Radford explains why the organization exclude some venues: “The 85 percent rule is our definition of a gallery versus a sponsor. We’re trying to make sure clients going to ArtWalk don’t go to, say, a restaurant thinking it’s a gallery. It’s not meant to hurt people, just to clarify.”
But the third-Thursday art night is working for Embellish: Held every other month, its art and music events draw up to 60 people. Since the space on Court D is open until 9 p.m., it catches the crowds after the museums close. Lecy-Davis, though, says ArtWalk could be much bigger. “It should be much more connected, less exclusive than it is,” she says.
Sarah Traver of Traver Gallery, the daughter of Bill Traver, sees firsthand how the Seattle Traver Gallery flourishes during Art Walk there. “Seattle Art Dealers’ Association (which runs that art walk) has quarterly meetings, cooperative marketing like a monthly brochure and advertisements. That’s a crucial part.” For Tacoma to have that kind of vitality, the galleries “would require more cooperation.”
IS ARTWALK DEAD?
Some newer gallerists, like Lisa Kinoshita, owner of the two-year-old jewelry art space Mineral, are even unaware that ArtWalk exists as an organization. Others, like Fulcrum’s Oliver Doriss, have switched their exhibit openings away from ArtWalk, as their clientele would come anyway and are only vaguely interested in becoming members. Some, like The Helm, have their own crowd, few of whom are doing ArtWalk. Some ArtWalk participants, meanwhile, are unaware of the nonmember galleries, such as first-timers Monica Fitch and Rick Miller, who downloaded the ArtWalk map and stumbled on Sanford and Son by accident.
Radford gets irritated at nonmember galleries using the ArtWalk name in their publicity without paying the dues and sends them an e-mail asking them to join. Sanford and Son was one of them. Asked about newer galleries like The Helm and Fulcrum, Radford acknowledges there’s “not much recruiting. This is just a sideline for us.” The result is that less than half of Tacoma’s art spaces are actually in the ArtWalk brochure.
But some galleries do report slightly more traffic on ArtWalk nights – “Now we’re on the map, people come,” says Impromptu member Dorothy McCuistion. And Tacoma’s museums love ArtWalk. Attracting crowds into the hundreds, they have the resources (such as private sponsorship) to add in performing arts, speakers and parties, creating even more of a buzz. Away from the museums, though, Tacoma’s ArtWalk is empty compared to those in Seattle, Portland and even Olympia. “I don’t think people realize what the scene here could be like, with full horsepower,” says Radford.
REINVENTING ARTWALK
So if ArtWalk isn’t at full horsepower, does it really matter? Tacoma’s art world thinks it does.

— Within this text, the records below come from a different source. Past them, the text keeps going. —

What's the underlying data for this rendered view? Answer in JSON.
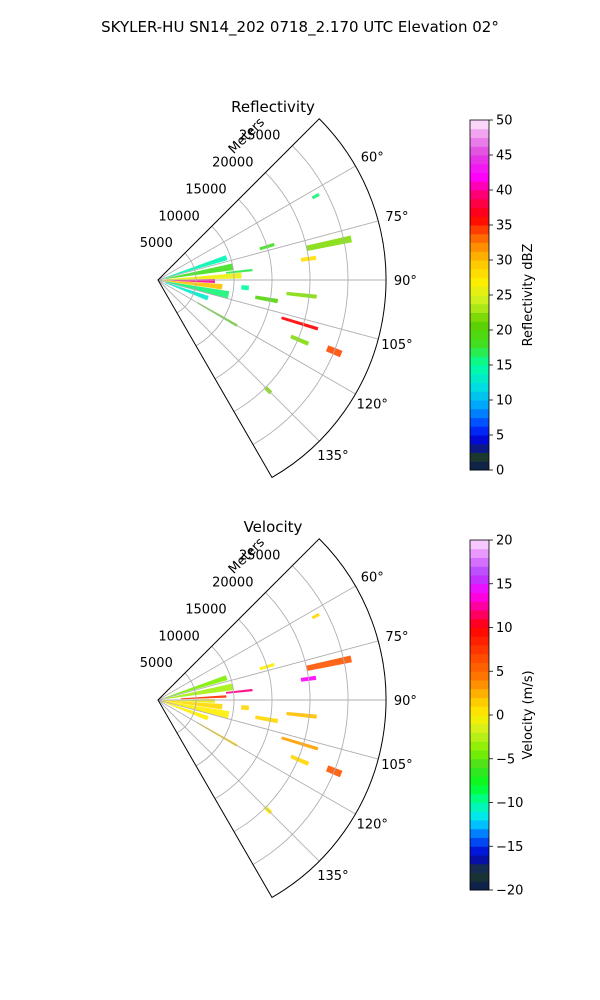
{
  "suptitle": "SKYLER-HU  SN14_202  0718_2.170 UTC Elevation 02°",
  "chart_data": [
    {
      "type": "polar-sector",
      "title": "Reflectivity",
      "field": "reflectivity",
      "radial_label": "Meters",
      "radial_ticks": [
        5000,
        10000,
        15000,
        20000,
        25000
      ],
      "range_max": 30000,
      "azimuth_range": [
        45,
        150
      ],
      "azimuth_ticks": [
        "60°",
        "75°",
        "90°",
        "105°",
        "120°",
        "135°"
      ],
      "azimuth_tick_values": [
        60,
        75,
        90,
        105,
        120,
        135
      ],
      "grid": true,
      "colorbar": {
        "label": "Reflectivity dBZ",
        "range": [
          0,
          50
        ],
        "ticks": [
          "0",
          "5",
          "10",
          "15",
          "20",
          "25",
          "30",
          "35",
          "40",
          "45",
          "50"
        ],
        "tick_values": [
          0,
          5,
          10,
          15,
          20,
          25,
          30,
          35,
          40,
          45,
          50
        ],
        "colormap": [
          [
            0,
            "#0a1a55"
          ],
          [
            2,
            "#1d3a2a"
          ],
          [
            4,
            "#0000cc"
          ],
          [
            6,
            "#0030ff"
          ],
          [
            9,
            "#00a0ff"
          ],
          [
            12,
            "#00e0e0"
          ],
          [
            15,
            "#00ffa0"
          ],
          [
            18,
            "#40e020"
          ],
          [
            21,
            "#60d000"
          ],
          [
            24,
            "#c8f020"
          ],
          [
            27,
            "#ffee00"
          ],
          [
            30,
            "#ffc000"
          ],
          [
            33,
            "#ff7000"
          ],
          [
            36,
            "#ff0000"
          ],
          [
            39,
            "#ff0060"
          ],
          [
            42,
            "#ff00ff"
          ],
          [
            45,
            "#e040e0"
          ],
          [
            48,
            "#f0a0f0"
          ],
          [
            50,
            "#fff0ff"
          ]
        ]
      },
      "echoes": [
        {
          "az": 72,
          "r0": 500,
          "r1": 9500,
          "width": 4,
          "value": 14
        },
        {
          "az": 80,
          "r0": 1000,
          "r1": 10000,
          "width": 5,
          "value": 18
        },
        {
          "az": 87,
          "r0": 500,
          "r1": 11000,
          "width": 4,
          "value": 26
        },
        {
          "az": 91,
          "r0": 500,
          "r1": 7500,
          "width": 4,
          "value": 40
        },
        {
          "az": 96,
          "r0": 500,
          "r1": 8500,
          "width": 5,
          "value": 30
        },
        {
          "az": 102,
          "r0": 1000,
          "r1": 9500,
          "width": 6,
          "value": 16
        },
        {
          "az": 110,
          "r0": 1000,
          "r1": 7000,
          "width": 5,
          "value": 13
        },
        {
          "az": 84,
          "r0": 9000,
          "r1": 12500,
          "width": 1.5,
          "value": 17
        },
        {
          "az": 95,
          "r0": 11000,
          "r1": 12000,
          "width": 3,
          "value": 15
        },
        {
          "az": 100,
          "r0": 13000,
          "r1": 16000,
          "width": 2,
          "value": 20
        },
        {
          "az": 96,
          "r0": 17000,
          "r1": 21000,
          "width": 1.5,
          "value": 22
        },
        {
          "az": 78,
          "r0": 20000,
          "r1": 26000,
          "width": 2,
          "value": 22
        },
        {
          "az": 82,
          "r0": 19000,
          "r1": 21000,
          "width": 1.5,
          "value": 28
        },
        {
          "az": 107,
          "r0": 17000,
          "r1": 22000,
          "width": 1.2,
          "value": 36
        },
        {
          "az": 113,
          "r0": 19000,
          "r1": 21500,
          "width": 1.5,
          "value": 22
        },
        {
          "az": 112,
          "r0": 24000,
          "r1": 26000,
          "width": 2,
          "value": 34
        },
        {
          "az": 73,
          "r0": 14000,
          "r1": 16000,
          "width": 1.5,
          "value": 18
        },
        {
          "az": 120,
          "r0": 6000,
          "r1": 12000,
          "width": 1.5,
          "value": 20
        },
        {
          "az": 135,
          "r0": 20000,
          "r1": 21000,
          "width": 1.5,
          "value": 22
        },
        {
          "az": 62,
          "r0": 23000,
          "r1": 24000,
          "width": 1,
          "value": 16
        }
      ]
    },
    {
      "type": "polar-sector",
      "title": "Velocity",
      "field": "velocity",
      "radial_label": "Meters",
      "radial_ticks": [
        5000,
        10000,
        15000,
        20000,
        25000
      ],
      "range_max": 30000,
      "azimuth_range": [
        45,
        150
      ],
      "azimuth_ticks": [
        "60°",
        "75°",
        "90°",
        "105°",
        "120°",
        "135°"
      ],
      "azimuth_tick_values": [
        60,
        75,
        90,
        105,
        120,
        135
      ],
      "grid": true,
      "colorbar": {
        "label": "Velocity (m/s)",
        "range": [
          -20,
          20
        ],
        "ticks": [
          "−20",
          "−15",
          "−10",
          "−5",
          "0",
          "5",
          "10",
          "15",
          "20"
        ],
        "tick_values": [
          -20,
          -15,
          -10,
          -5,
          0,
          5,
          10,
          15,
          20
        ],
        "colormap": [
          [
            -20,
            "#0a1a55"
          ],
          [
            -18,
            "#1d3a2a"
          ],
          [
            -16,
            "#0000cc"
          ],
          [
            -14,
            "#0060ff"
          ],
          [
            -12,
            "#00e0ff"
          ],
          [
            -10,
            "#00ffa0"
          ],
          [
            -8,
            "#00ff20"
          ],
          [
            -6,
            "#40e020"
          ],
          [
            -4,
            "#80f000"
          ],
          [
            -2,
            "#c8f020"
          ],
          [
            0,
            "#ffee00"
          ],
          [
            2,
            "#ffc000"
          ],
          [
            4,
            "#ff8000"
          ],
          [
            7,
            "#ff4000"
          ],
          [
            10,
            "#ff0000"
          ],
          [
            12,
            "#ff0080"
          ],
          [
            14,
            "#ff00ff"
          ],
          [
            16,
            "#b040ff"
          ],
          [
            18,
            "#e080ff"
          ],
          [
            20,
            "#ffe0ff"
          ]
        ]
      },
      "echoes": [
        {
          "az": 72,
          "r0": 500,
          "r1": 9500,
          "width": 4,
          "value": -4
        },
        {
          "az": 80,
          "r0": 1000,
          "r1": 10000,
          "width": 5,
          "value": -3
        },
        {
          "az": 87,
          "r0": 3000,
          "r1": 9000,
          "width": 2,
          "value": 8
        },
        {
          "az": 91,
          "r0": 500,
          "r1": 7500,
          "width": 4,
          "value": -1
        },
        {
          "az": 96,
          "r0": 500,
          "r1": 8500,
          "width": 5,
          "value": 1
        },
        {
          "az": 102,
          "r0": 500,
          "r1": 9500,
          "width": 6,
          "value": 0
        },
        {
          "az": 110,
          "r0": 500,
          "r1": 7000,
          "width": 5,
          "value": 0
        },
        {
          "az": 84,
          "r0": 9000,
          "r1": 12500,
          "width": 1.5,
          "value": 12
        },
        {
          "az": 95,
          "r0": 11000,
          "r1": 12000,
          "width": 3,
          "value": 1
        },
        {
          "az": 100,
          "r0": 13000,
          "r1": 16000,
          "width": 2,
          "value": 1
        },
        {
          "az": 96,
          "r0": 17000,
          "r1": 21000,
          "width": 1.5,
          "value": 2
        },
        {
          "az": 78,
          "r0": 20000,
          "r1": 26000,
          "width": 2,
          "value": 6
        },
        {
          "az": 82,
          "r0": 19000,
          "r1": 21000,
          "width": 1.5,
          "value": 14
        },
        {
          "az": 107,
          "r0": 17000,
          "r1": 22000,
          "width": 1.2,
          "value": 3
        },
        {
          "az": 113,
          "r0": 19000,
          "r1": 21500,
          "width": 1.5,
          "value": 1
        },
        {
          "az": 112,
          "r0": 24000,
          "r1": 26000,
          "width": 2,
          "value": 6
        },
        {
          "az": 73,
          "r0": 14000,
          "r1": 16000,
          "width": 1.5,
          "value": 0
        },
        {
          "az": 120,
          "r0": 6000,
          "r1": 12000,
          "width": 1.5,
          "value": 1
        },
        {
          "az": 135,
          "r0": 20000,
          "r1": 21000,
          "width": 1.5,
          "value": 0
        },
        {
          "az": 62,
          "r0": 23000,
          "r1": 24000,
          "width": 1,
          "value": 1
        }
      ]
    }
  ]
}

“Participating in ArtWalk is important to our community,” says Julie Pisto, director of marketing and communications at the Museum of Glass. “It ensures that everyone has an opportunity to visit the museum and encourages people to get acquainted with all that downtown Tacoma offers.”
“It’s a social event, there’s a neighborhood feel,” says Radford. “You meet people that live downtown … explore the city.”
And of course there’s the reason that ArtWalk began in the first place: to strengthen Tacoma’s art scene, which has been partly responsible for the city’s renaissance.
Whatever the solution to ArtWalk night dilemma, the consensus among art lovers and professionals seems to be that while ArtWalk is a good thing, it needs improving. But as Harrison says: “It’s easy to have lots of ideas. What’s hard is finding the people who’ll put in the effort to make them work.”
Rosemary Ponnekanti: 253-597-8568
blogs.thenewstribune.com/arts
Third Thursday ArtWalk
Who: Various galleries and museums
When: 5-8 p.m. third Thursday of the month (some galleries open until 9 p.m.)
Admission: Free, including all museums (Tacoma Art Museum free 10 a.m.-8 p.m.)